PS. My thoughts on fair value for the 10-year Treasury


1# Based on a forward projection of the FOMC projections including inflation and unemployment expectations then I calculate a 2.2% FV (inline w/ the much embattled Bill Gross) and 2.0% if you remove the 0% boundary (which has been worked around via QEx) and 2.5% in 2014 and no expectations of any QE as the short-term rate expectations should be slightly positive.

This is based on the market expectations hypothesis where the 10-year is the average of the expected short-term rates experienced over the next 10-years. The short-term rates are estimated based on FOMC projects and a regression derived formula between unemployment and inflation.

2# If you regress the ISM New Order's index, 3-month T-Bills, and Core CPI -- and looks at June data -- I get a FV ~ 2.5%; This data can be obtained through the STL FRED database.

3# Average of past 5 years of nominal GDP. This generates the highest estimate as the 2008 recession data rolls off and I get 3.4% versus 2.3% for 2012 and 2.4% in 2011. This trend has had reasonable correlation over the past but since 1980, the interest rates have fallen slower than the slowdown in nominal GDP showing slow shifts in inflation expectations.

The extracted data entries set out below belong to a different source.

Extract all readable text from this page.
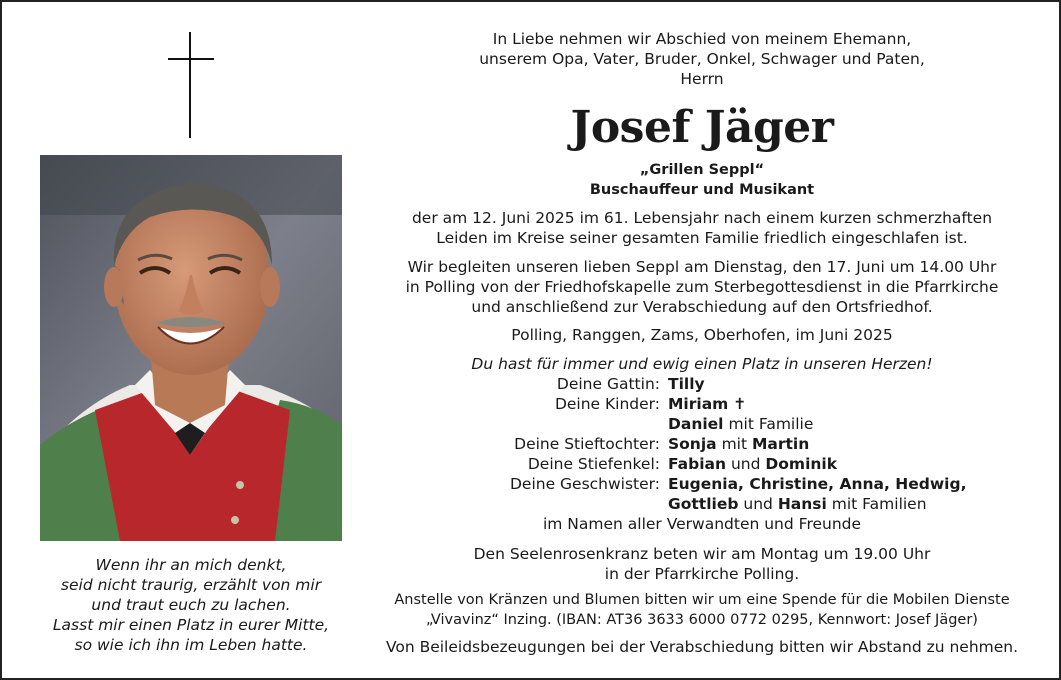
Wenn ihr an mich denkt,
seid nicht traurig, erzählt von mir
und traut euch zu lachen.
Lasst mir einen Platz in eurer Mitte,
so wie ich ihn im Leben hatte.
In Liebe nehmen wir Abschied von meinem Ehemann,
unserem Opa, Vater, Bruder, Onkel, Schwager und Paten,
Herrn
Josef Jäger
„Grillen Seppl“
Buschauffeur und Musikant
der am 12. Juni 2025 im 61. Lebensjahr nach einem kurzen schmerzhaften
Leiden im Kreise seiner gesamten Familie friedlich eingeschlafen ist.
Wir begleiten unseren lieben Seppl am Dienstag, den 17. Juni um 14.00 Uhr
in Polling von der Friedhofskapelle zum Sterbegottesdienst in die Pfarrkirche
und anschließend zur Verabschiedung auf den Ortsfriedhof.
Polling, Ranggen, Zams, Oberhofen, im Juni 2025
Du hast für immer und ewig einen Platz in unseren Herzen!
Deine Gattin: Tilly
Deine Kinder: Miriam ✝
Daniel mit Familie
Deine Stieftochter: Sonja mit Martin
Deine Stiefenkel: Fabian und Dominik
Deine Geschwister: Eugenia, Christine, Anna, Hedwig,
Gottlieb und Hansi mit Familien
im Namen aller Verwandten und Freunde
Den Seelenrosenkranz beten wir am Montag um 19.00 Uhr
in der Pfarrkirche Polling.
Anstelle von Kränzen und Blumen bitten wir um eine Spende für die Mobilen Dienste
„Vivavinz“ Inzing. (IBAN: AT36 3633 6000 0772 0295, Kennwort: Josef Jäger)
Von Beileidsbezeugungen bei der Verabschiedung bitten wir Abstand zu nehmen.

I am leaning towards the 2.4% area for now and have thought of the range of 2.0% to 2.4% as FV -- but with the ISM regression, I might want to raise it to 2.2% to 2.5%. The 2.0% is driven by the obtainment of "implied" negative short-term rates through QEx on the long-end of the curve. (IE 2012 and 2013 implied short-term rates were negative 1.9% and 1.8% based on unemployment rates above 7% and low inflation rates.)